Lowe Alpine goes lightweight

It can be hard for longtime backpackers to break away from a feature-rich pack and move into the lightweight category. But with its new packs, Lowe Alpine can help ease the way. The company’s Zepton and Nanon packs are designed for anyone trying to make that exact transition — they are marketed as packs for people who want to go lightweight but don’t want to break the bank.

Lowe Alpine Zepton.jpg

Lowe Alpine men’s Zepton pack

Both packs use Dyneema — a very light, very strong fabric — to create packs that weigh less than 3 pounds when empty. That is considered to be lightweight by most adventurers.

The Zepton, designed for people that want to go most minimal, features a lithe hip belt, 10-millimeter-wide straps, stretch side pockets, an internal lid pocket, trekking pole tip grabbers to secure your poles, a hydration sleeve, and a ventilating harness.

The Nanon was made for backpackers who prefer a lightweight build balanced with more features.
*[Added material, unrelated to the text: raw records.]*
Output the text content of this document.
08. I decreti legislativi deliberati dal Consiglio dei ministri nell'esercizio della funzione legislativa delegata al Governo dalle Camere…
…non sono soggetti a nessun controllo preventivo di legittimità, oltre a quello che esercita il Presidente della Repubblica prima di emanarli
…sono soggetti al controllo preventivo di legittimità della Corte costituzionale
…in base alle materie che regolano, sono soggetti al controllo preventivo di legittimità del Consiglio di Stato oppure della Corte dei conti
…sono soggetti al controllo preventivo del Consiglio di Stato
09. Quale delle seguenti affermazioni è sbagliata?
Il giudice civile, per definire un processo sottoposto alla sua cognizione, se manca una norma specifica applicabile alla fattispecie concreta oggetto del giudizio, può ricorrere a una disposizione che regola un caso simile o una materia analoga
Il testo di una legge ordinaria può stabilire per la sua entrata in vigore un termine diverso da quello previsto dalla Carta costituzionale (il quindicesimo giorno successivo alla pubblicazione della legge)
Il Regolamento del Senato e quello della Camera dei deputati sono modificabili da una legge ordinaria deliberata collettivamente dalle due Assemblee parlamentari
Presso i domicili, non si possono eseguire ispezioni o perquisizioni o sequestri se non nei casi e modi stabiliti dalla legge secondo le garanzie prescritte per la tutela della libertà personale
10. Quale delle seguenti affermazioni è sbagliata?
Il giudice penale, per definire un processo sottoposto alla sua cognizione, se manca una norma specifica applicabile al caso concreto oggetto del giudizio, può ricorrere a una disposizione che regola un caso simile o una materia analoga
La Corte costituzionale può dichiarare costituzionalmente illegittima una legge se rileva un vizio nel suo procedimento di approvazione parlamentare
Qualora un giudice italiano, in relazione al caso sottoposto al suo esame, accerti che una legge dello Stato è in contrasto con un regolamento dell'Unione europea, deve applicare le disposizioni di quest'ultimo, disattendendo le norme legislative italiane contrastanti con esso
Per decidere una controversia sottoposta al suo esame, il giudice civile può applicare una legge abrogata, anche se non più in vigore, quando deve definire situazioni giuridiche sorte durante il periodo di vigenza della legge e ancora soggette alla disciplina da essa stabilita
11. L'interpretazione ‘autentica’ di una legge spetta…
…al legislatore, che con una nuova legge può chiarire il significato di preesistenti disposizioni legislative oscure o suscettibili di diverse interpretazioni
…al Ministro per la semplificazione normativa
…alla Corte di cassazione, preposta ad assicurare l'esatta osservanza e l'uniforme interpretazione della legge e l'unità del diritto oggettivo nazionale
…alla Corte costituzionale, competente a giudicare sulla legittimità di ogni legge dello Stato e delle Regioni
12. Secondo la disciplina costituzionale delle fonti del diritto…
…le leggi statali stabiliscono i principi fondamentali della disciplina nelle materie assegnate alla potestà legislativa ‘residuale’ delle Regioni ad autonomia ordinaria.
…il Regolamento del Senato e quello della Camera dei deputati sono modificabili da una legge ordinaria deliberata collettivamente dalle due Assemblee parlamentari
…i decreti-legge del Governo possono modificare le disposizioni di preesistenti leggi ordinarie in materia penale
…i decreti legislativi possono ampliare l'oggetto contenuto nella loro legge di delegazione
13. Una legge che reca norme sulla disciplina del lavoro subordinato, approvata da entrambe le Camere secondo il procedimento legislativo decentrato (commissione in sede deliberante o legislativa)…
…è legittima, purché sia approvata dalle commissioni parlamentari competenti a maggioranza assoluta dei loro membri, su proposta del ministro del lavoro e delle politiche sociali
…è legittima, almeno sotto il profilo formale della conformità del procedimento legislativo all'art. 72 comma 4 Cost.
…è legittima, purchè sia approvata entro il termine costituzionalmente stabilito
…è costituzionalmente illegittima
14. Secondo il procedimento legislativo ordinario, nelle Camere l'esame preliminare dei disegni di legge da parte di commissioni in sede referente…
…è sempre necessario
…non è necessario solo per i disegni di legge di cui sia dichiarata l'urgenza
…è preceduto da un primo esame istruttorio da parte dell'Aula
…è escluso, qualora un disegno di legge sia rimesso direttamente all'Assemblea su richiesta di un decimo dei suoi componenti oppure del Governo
It has all the add-ons that the Zepton does plus there is an expandable lid, hip belt pockets, a front storage pocket, and an adjustable torso system. It weighs a few ounces more than the Zepton.

The company cites the exact weight of each pack as follows: Men’s Zepton, 2 pounds 9 ounces; Women’s Zepton, 2 pounds 7 ounces; Men’s Nanon, 3 pounds 1 ounce; Women’s Nanon, 2 pounds 12 ounces.
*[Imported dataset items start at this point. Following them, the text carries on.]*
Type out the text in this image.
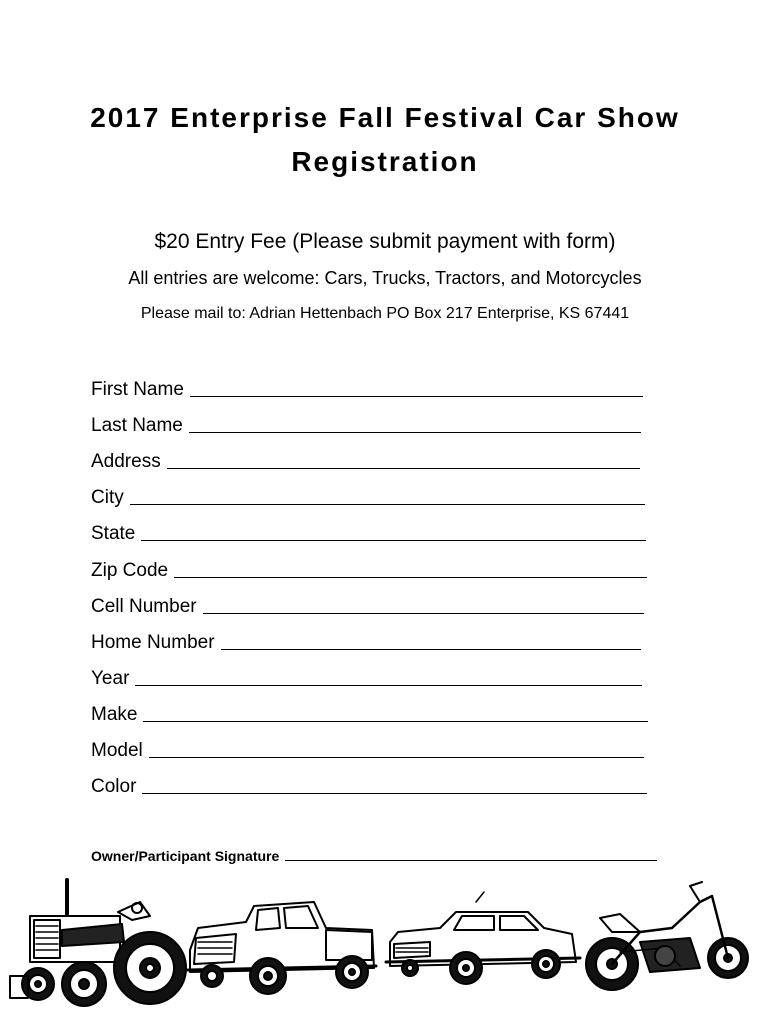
2017 Enterprise Fall Festival Car Show
Registration
$20 Entry Fee (Please submit payment with form)
All entries are welcome: Cars, Trucks, Tractors, and Motorcycles
Please mail to: Adrian Hettenbach PO Box 217 Enterprise, KS 67441
First Name
Last Name
Address
City
State
Zip Code
Cell Number
Home Number
Year
Make
Model
Color
Owner/Participant Signature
Capacity is adjustable with the Nanon — from 4,000 to 4,600 cubic inches — and fixed at 4,000 cubic inches with the Zepton. Both are made to carry about between 20 to 35 pounds, the company cites.

Lowe Alpine Nanon.jpg

Lowe Alpine women’s Nanon ND 50:60 pack

The Nanon will come in blue, lime green and burnt orange for men and purple or green for women. The Zepton will come in blue and burnt orange for men and purple or emerald (tealish-aqua) for women. Both will be available in February. The Nanon will cost $220, the Zepton, $180. www.lowealpine-usa.com

—Ryan Dionne

Posted by Pilgrim - 09/11/2009 07:47 AM

Not sure how this article qualifies as a “review,” without any qualitative analysis, but it’s an interesting news item. The hipbelts here look a little weak – do they transfer weight well? 4,000 c.i. is a lot of space to keep under 25 pounds. I went to Lowe’s website, and here’s what information they had: “Your search – Zepton – did not match any documents.”

Posted by Lowe Alpine USA - 09/11/2009 09:40 AM

Thanks Pilgrim for the comments and interest. The article looks like it was intended to serve as a news item rather than an actual in-field test review. The packs were recently launched at a large trade show. However, it won’t be until early 2010 before you’ll find them on the retail shelves and late 2009 when they’ll be found on our site. Regarding your volume to weight comment, in the mid-section of the article you’ll see that “Both are made to carry about between 20 to 35 pounds.” Hope that helps. For more info, please feel free to contact lowecs@lowealpine.com.

Posted by richard - 09/15/2009 09:56 AM

Compare Nanon w Deuter Act Zero 60+10 before buying. Deuter has more volume, similar features, comfortably carries 40-45 lbs AND is $50 cheaper!